Cообщи

Тийна Кауквере: в школе меня учили, что эстонцы сильно отличаются от русских (12)

Обращаем ваше внимание, что статье более пяти лет и она находится в нашем архиве. Мы не несем ответственности за содержание архивов, таким образом, может оказаться необходимым ознакомиться и с более новыми источниками.
Copy
Тийна Кауквере.
Тийна Кауквере. Фото: Helen Marts

У меня нет русских друзей, признается журналист Postimees – и задается вопросом, почему эстонская и русская общины нашей страны настолько далеки друг от друга.

Честно, нет. Знакомые есть, а близких друзей – нет. Несмотря на то, что я несколько лет ходила в родном городе в школу, в которой была большая доля русскоязычных учеников. Иногда я даже забывала, что в этом городе была еще и русская школа – несколько классов моих ровесников. Мы не общались.

И вот теперь я живу в Таллинне, почти треть населения которого составляют русские. В моем ближнем кругу их нет. Я слышу русскую речь, когда хожу по городу, соприкасаюсь с ними по работе, но по большому счету это и всё. Я этих людей не знаю.

Был ли это мой сознательный выбор? Если честно, нет. Я далека от ксенофобии. Напротив, круг моих друзей очень пестр. Осознание того, что среди них нет русских, сильно поразило меня саму, когда я однажды выполняла журналистское задание в Ласнамяэ. Раньше я этого вообще не замечала.

Нет русских и среди друзей моих друзей. Даже у тех, кто вырос в Ласнамяэ. Да, есть знакомые, есть друзья в смешанных семьях, но неужели дружба между русскоязычным и эстоноязычным человеком - такой редкий феномен?

У нас в доме есть русская редакция, но многие не знают, на каком этаже она находится.

Видимо, эстонская и русская общины очень разные. По крайней мере, я об этом слышала сызмальства. В школе меня учили, что я, эстонка, сильно отличаюсь от русских. Я – индивидуалистка, русские – коллективисты. Я замкнута и интровертна, русские – эмоциональные экстраверты. Мы принципиально противоположны и поэтому нам сложно поладить в одном обществе. Это объяснение я слышу до сих пор – простое оправдание столь многим проблемам.

У меня чувство, что из-за этого заученного оправдания я на деле чего-то лишилась. Убедив себя в том, что живущая в Эстонии русская община от меня отличается, я создала для себя некое препятствие.

Я вполне уверена, что русские точно так же считают в своей среде, что с эстонцами у них общего очень немного.

К счастью, в этом году мне как журналисту довелось общаться со многими эстонскими русскими. Невзирая на наличие некоторого языкового барьера, я успешно общалась с ровесниками. Наши проблемы и желания похожи.

То, что мы разные и хотим разного, – удобная парадигма, в которой живет сейчас всё общество Эстонии. Никто не хочет даже спросить, насколько эта парадигма соотносится с реальностью. Не говоря уже о том, чтобы приложить усилия и на этот вопрос ответить. Все смирились, потому что так было всегда. Мое поколение эту истину просто выучило.

Миф продолжает жить, и политические силы, которые могли бы выйти за его пределы, скорее помогают продлевать его жизнь.
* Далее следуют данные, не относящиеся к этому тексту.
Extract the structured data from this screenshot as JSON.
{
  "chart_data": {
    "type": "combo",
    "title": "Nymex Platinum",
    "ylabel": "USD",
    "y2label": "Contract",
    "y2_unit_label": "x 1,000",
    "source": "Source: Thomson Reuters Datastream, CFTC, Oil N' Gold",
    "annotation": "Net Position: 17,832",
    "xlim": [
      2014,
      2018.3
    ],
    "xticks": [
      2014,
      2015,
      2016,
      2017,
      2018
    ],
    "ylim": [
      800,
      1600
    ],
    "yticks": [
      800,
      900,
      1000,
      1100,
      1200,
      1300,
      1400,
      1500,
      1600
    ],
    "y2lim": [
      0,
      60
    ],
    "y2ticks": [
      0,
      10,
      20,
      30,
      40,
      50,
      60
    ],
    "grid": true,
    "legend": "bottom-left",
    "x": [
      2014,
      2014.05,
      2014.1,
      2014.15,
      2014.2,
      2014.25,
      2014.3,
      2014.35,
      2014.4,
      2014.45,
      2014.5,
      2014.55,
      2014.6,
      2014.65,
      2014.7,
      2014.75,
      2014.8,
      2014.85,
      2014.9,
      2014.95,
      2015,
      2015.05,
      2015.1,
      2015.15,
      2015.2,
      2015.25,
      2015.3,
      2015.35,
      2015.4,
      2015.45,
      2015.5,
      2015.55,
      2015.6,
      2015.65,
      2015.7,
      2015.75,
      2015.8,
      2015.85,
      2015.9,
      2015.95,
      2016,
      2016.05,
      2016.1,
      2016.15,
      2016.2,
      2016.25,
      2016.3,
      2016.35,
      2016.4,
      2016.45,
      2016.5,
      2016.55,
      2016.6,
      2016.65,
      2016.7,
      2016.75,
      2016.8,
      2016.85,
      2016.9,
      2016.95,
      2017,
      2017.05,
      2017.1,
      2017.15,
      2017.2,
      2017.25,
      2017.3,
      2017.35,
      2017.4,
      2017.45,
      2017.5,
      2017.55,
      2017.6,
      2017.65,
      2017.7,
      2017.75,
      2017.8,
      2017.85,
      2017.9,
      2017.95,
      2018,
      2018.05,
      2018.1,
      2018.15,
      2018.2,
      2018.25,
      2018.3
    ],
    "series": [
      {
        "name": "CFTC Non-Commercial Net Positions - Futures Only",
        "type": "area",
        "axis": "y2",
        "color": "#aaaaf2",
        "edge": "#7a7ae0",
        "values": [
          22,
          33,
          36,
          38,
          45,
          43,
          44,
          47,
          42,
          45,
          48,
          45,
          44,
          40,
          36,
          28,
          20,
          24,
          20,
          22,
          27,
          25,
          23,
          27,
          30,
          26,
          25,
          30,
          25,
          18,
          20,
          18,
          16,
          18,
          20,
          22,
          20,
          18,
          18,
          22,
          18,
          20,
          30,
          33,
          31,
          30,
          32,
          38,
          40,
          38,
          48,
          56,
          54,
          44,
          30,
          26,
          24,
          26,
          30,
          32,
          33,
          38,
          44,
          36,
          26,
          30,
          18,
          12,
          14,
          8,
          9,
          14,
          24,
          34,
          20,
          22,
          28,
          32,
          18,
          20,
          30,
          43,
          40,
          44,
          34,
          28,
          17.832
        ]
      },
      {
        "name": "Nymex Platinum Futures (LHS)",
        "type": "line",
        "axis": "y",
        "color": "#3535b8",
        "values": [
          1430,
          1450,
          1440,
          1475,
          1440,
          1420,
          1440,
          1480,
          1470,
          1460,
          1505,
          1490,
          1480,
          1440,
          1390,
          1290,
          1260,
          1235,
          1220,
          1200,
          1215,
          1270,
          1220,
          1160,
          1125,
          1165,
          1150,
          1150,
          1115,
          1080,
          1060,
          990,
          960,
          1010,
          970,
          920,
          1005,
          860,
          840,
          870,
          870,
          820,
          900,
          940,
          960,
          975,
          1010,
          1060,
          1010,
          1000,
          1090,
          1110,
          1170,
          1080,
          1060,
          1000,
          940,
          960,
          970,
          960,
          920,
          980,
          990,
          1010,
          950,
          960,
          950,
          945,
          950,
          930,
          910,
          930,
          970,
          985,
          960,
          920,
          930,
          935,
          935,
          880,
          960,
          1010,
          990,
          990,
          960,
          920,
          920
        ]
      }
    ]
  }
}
Партия реформ пугает эстонцев русскими, Центристская партия – русских эстонцами. Ни той, ни другой исчезновение противопоставления невыгодно – оно сделалось частью партийной самоидентификации. Им не нужны единая Эстония и единые эстоноземельцы, потому что такой Эстонии и таким эстоноземельцам реформисты и центристы будут не нужны.